“Itchy & Scratchy & Marge” contains one of my favorite sequences not just in The Simpsons but in television as a whole. In it, a censorship-happy Marge has neutered Itchy & Scratchy to the point where the children of Springfield are moved to do the unthinkable: stop watching television. No longer willing to suckle hungrily at the glass teat, they leave their houses and embark on All-American adventures. Nelson paints a fence, Tom Sawyer/Huckleberry Finn style. Other children ride bikes or jump rope or just luxuriate in the comforting warmth of sun.
A dystopia instantly becomes a small-town paradise, a happy realm of frolicking children and sunny innocence as kids wake up from a TV fog and embrace life’s rich pageantry. It’s a lovely, lyrical, even beautiful sequence even if it’s light on gags. It presents, then ruthlessly yanks back, an alternate universe Springfield ruled by dewy innocence rather than greed and mob mentality.
One of the many things I love about The Simpsons is its ability to comment insightfully on political and social issues without resorting to speechifying or beating audiences senseless with heavy-handed messages. The aforementioned sequence, for example, seemingly works against the episode’s overall message but ultimately ends up reinforcing it. “Itchy & Scratchy And Marge” argues convincingly that free expression we don’t like or approve of or find disturbing and even potentially harmful is the price we pay for freedom of speech.
So even if the Marge Simpsons of the world, and I suspect, much of the show’s audience and writing staff, would love to inhabit a world where children turned off ultra-violent television and went out exploring the rich, full, beautiful world around them, violent and crass and offensive television is the price we pay for great television and art that does push boundaries and offend people and go too far, whether the art in question is Happiness or The Sopranos or, yes, Itchy & Scratchy or The Simpsons.
Ah, but I am once again getting ahead of myself. “Itchy & Scratchy & Marge” opens with the family innocently enjoying Itchy & Scratchy’s stylized brand of mindless ultra-violence. Itchy & Scratchy are, to my mind, one of The Simpsons’ greatest and most overlooked creations. The eponymous cat and mouse duo are at once a gleeful, inspired parody of bloody children’s cartoons that use death and dismemberment as punchlines and a genius example of the form.
As a kid I always marveled that Tom & Jerry, Itchy & Scratchy’s overt inspiration, were able to get away with so much bloodshed. Itchy & Scratchy pushes that bloodshed to comic, then surreal and gothic extremes. The irascible cat and mouse duo has only one joke: mouse finds increasingly sadistic ways to torment hapless cat.

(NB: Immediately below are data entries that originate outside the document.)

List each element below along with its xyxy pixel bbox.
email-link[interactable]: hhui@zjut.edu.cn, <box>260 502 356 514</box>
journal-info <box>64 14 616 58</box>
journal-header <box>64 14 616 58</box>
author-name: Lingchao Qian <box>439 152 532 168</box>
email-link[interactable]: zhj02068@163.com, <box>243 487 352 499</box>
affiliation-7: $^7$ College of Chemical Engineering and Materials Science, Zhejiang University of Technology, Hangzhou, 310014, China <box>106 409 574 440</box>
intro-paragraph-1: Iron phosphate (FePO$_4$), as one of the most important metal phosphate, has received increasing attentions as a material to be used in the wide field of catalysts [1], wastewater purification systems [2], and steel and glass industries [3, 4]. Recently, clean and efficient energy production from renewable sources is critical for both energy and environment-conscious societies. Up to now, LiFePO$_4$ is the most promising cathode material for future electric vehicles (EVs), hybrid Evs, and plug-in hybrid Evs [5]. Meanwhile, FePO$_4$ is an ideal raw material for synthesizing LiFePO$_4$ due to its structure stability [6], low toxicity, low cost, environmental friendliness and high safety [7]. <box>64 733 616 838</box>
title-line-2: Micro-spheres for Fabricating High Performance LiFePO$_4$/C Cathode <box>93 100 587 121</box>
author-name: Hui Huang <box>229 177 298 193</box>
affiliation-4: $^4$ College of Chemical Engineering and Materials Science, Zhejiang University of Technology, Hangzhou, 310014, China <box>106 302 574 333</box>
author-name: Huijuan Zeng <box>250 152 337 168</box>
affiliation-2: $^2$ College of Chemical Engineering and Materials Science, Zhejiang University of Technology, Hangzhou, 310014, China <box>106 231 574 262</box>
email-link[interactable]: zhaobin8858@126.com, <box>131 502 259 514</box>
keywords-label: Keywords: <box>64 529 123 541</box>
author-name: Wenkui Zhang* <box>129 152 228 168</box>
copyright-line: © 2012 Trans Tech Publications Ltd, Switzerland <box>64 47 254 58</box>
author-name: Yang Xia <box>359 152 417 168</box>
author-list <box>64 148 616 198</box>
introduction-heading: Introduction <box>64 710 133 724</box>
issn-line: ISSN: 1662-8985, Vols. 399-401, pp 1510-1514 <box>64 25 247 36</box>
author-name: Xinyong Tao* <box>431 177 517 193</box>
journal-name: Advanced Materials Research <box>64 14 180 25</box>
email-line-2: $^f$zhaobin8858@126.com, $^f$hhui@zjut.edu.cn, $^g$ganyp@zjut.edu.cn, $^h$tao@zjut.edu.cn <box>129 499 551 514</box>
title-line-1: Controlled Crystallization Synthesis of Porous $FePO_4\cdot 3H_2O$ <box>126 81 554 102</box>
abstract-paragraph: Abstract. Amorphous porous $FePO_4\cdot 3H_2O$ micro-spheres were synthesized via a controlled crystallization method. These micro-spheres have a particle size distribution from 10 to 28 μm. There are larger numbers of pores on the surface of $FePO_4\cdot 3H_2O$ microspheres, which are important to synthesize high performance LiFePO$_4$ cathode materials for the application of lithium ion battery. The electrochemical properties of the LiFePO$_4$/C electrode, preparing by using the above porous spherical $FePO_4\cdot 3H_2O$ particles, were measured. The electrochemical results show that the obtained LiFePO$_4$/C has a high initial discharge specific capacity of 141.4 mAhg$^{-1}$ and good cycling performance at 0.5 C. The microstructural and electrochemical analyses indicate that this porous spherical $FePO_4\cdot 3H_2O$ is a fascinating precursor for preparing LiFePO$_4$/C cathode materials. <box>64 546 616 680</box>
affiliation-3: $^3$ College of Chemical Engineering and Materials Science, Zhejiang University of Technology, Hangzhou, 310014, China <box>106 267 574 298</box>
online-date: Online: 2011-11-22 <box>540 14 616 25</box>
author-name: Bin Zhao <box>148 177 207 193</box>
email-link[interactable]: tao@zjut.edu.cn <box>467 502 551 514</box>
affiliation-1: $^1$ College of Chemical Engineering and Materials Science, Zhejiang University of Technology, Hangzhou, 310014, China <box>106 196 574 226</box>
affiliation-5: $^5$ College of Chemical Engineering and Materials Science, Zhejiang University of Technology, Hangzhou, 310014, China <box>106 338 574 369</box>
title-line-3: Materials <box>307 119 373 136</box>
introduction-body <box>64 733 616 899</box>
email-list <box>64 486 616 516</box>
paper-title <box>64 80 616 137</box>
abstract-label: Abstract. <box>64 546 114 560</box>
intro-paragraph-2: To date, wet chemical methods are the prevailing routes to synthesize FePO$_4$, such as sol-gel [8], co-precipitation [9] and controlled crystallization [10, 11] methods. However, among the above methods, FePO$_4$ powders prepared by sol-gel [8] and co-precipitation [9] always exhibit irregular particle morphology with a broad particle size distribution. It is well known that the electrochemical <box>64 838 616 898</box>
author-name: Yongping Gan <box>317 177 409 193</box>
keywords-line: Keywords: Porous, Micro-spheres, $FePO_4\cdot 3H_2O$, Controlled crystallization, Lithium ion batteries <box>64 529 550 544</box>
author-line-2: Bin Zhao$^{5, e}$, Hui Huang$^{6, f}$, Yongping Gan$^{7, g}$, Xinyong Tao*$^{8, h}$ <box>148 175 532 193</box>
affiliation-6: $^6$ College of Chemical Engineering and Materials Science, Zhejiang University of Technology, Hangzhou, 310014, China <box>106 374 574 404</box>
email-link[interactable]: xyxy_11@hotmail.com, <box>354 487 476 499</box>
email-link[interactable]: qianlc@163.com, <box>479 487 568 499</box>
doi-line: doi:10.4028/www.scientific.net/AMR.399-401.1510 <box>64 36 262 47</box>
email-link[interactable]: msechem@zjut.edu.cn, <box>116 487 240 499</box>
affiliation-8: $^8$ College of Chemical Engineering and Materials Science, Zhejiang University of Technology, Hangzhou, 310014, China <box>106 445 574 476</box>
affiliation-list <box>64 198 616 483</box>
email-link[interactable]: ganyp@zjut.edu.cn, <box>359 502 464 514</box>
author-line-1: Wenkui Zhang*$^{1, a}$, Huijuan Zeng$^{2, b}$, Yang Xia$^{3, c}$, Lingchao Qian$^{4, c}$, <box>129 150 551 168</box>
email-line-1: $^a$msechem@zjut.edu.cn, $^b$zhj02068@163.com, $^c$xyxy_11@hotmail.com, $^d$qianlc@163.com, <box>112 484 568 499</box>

Yet the show has managed to make that seemingly limited premise fresh and gloriously offensive and over-the-top for over two decades.
Marge Simpson, on the other hand, is less enamored of Itchy & Scratchy, especially after Maggie hits Homer in the head with a mallet in a fit of cartoon-instigated violence. The mallet attack is a shot-by-shot remake of the famous shower sequence from Psycho; unlike Gus Van Sant’s ill-fated adaptation, this is one shot-by-shot remake of Psycho that’s supposed to be funny.
Springfield’s most tolerated busybody gets on top of her soapbox and launches a crusade against cartoon violence. Her campaign is widely mocked until she goes on Smartline with Dr. Marvin Monroe and an out-of-his-depths Krusty (who keeps engaging in blatant clownery) and inspires scores of like-minded souls to write in to the makers of Itchy & Scratchy and demand less blood and more good vibes.
Marge’s campaign ultimately proves successful in the short term. Almost too successful. This leads to one of the most glorious moments in Itchy & Scratchy history: a new and improved Itchy & Scratchy in which the quarrelsome duo no longer fight and fight and fight and fight but rather love and share and love and share and love. Outsized displays of aggression are out; slow-dancing and sharing a pitcher of homemade lemonade on a Sunday afternoon are in.
Ah, but Marge’s campaign backfires when censorship-happy harpies try to co-opt Marge’s mission for their own ends by launching a campaign against Michaelangelo’s David. Marge can’t get behind such blatant censorship of great art and is wearily forced to concede that, as I stated earlier, free expression we don’t like or approve of or find disturbing and even potentially harmful is the price we pay for freedom of speech.
So “Itchy & Scratchy & Marge” got to make a relevant point in line with writer John Swartzwelder’s libertarianism without sacrificing the momentum of the episode or losing track of the characters and turning them into mere sounding boards for their creator’s beliefs. Somewhere Trey Parker and Matt Stone weren’t paying close enough attention.
- “I told you: my baby beat me up. No it’s not the worst idea I ever thought of.”
- "I never knew mice led such interesting lives."